To understand what a recommendation like this means, our Verify researchers turned to Katherine Bliss, senior fellow at the Global Health Policy Center at Center for Strategic and International Studies (CSIS), and Marian Knight, professor of maternal and child population health at the University of Oxford.

"So effectively, we're talking about women from, say, 12 to 55 not drinking, which to me is a sledgehammer to crack a nut," Knight said.

Knight explained that "problem drinking" during pregnancy is a serious issue that can cause fetal alcohol syndrome and lead to neurodevelopmental problems; but, for the WHO to include all women who could conceivably get pregnant is "one step too far."

"To recommend that all women, whether or not they're planning pregnancy, whether they're in a relationship, whether they've got effective contraception, should not drink in order to prevent those problems in a small number of babies, it seems to me...going one step too far," Knight said.

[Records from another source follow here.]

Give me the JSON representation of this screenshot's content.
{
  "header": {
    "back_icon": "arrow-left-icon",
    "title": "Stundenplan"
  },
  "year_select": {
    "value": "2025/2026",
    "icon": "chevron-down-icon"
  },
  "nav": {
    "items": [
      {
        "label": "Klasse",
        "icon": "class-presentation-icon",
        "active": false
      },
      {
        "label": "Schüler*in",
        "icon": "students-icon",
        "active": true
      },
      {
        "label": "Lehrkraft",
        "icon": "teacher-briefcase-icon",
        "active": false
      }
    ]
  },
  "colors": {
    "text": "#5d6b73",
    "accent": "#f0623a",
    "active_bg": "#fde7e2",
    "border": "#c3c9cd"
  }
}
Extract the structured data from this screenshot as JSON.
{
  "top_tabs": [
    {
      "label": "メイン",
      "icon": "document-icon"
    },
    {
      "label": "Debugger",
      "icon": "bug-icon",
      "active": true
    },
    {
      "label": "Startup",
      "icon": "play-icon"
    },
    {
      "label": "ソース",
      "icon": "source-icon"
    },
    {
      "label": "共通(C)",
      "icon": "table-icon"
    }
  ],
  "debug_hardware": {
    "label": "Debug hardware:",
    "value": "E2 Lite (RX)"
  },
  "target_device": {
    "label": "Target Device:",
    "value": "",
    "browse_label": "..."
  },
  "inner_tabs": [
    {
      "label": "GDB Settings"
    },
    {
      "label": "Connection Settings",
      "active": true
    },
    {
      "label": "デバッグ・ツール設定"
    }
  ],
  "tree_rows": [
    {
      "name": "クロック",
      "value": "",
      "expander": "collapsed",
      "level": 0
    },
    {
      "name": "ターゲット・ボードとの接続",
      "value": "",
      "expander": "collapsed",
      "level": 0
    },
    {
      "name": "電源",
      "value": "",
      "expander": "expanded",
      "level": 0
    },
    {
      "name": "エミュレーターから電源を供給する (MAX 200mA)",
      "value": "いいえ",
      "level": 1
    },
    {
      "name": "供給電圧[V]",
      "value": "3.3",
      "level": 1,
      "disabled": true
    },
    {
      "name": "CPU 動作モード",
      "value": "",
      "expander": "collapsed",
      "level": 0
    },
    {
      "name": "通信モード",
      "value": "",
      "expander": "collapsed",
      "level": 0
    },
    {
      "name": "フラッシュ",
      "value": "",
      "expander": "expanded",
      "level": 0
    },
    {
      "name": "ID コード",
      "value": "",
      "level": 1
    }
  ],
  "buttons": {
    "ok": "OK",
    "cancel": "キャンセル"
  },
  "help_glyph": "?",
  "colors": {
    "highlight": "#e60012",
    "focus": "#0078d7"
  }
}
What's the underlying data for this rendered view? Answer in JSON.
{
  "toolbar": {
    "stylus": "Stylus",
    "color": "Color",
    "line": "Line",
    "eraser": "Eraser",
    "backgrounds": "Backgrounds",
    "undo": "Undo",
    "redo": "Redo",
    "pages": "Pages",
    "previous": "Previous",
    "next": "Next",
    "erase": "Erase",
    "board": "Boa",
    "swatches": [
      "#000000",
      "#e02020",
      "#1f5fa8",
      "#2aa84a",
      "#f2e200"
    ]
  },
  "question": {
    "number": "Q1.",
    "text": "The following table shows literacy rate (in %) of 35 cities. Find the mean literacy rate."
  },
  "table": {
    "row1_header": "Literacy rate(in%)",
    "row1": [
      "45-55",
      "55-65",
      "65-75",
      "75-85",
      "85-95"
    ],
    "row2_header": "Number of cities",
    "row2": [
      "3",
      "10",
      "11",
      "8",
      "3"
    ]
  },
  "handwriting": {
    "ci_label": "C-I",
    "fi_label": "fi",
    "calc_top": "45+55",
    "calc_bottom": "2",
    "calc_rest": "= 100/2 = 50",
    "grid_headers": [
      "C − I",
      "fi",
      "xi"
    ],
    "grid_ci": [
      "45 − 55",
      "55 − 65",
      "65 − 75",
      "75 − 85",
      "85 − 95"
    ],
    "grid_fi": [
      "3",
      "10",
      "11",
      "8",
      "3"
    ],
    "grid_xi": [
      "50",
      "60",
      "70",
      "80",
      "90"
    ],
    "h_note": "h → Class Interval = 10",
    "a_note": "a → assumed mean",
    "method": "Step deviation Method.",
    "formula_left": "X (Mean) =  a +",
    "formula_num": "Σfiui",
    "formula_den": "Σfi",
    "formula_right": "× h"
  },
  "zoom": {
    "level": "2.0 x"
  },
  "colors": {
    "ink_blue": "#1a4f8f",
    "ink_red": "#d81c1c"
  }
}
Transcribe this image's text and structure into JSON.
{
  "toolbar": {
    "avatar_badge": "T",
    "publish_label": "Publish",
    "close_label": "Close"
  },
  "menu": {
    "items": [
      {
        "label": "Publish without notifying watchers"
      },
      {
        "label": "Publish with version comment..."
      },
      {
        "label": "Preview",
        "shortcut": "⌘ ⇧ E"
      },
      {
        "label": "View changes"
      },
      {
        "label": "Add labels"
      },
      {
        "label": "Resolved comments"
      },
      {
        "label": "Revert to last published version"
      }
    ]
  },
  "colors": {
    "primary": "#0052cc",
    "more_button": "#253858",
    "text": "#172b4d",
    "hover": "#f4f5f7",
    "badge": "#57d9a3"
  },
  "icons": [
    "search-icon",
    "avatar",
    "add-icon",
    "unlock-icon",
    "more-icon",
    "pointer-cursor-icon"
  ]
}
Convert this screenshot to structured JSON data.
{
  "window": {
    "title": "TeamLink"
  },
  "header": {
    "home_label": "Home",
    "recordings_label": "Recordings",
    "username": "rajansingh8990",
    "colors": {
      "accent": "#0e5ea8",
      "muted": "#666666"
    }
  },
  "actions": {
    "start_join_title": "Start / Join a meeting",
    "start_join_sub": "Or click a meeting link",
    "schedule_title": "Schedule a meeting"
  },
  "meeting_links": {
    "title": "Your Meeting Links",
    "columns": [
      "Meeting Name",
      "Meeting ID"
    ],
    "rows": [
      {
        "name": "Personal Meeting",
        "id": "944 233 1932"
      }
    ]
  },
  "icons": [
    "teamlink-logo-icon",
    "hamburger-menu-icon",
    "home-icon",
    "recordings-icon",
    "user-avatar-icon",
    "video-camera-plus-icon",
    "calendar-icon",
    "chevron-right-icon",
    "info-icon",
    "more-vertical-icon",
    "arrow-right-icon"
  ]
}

Katherine Bliss explained that creating a global action plan or roadmap is part of WHO’s job, but that doesn't mean its recommendations are "binding."

"In a very broad level, a plan like this can can serve kind of an advocacy function," Bliss said. "It's up to the countries themselves and the public health authorities within those countries to take that information, to consider how that fits into their own set of public health priorities and goals."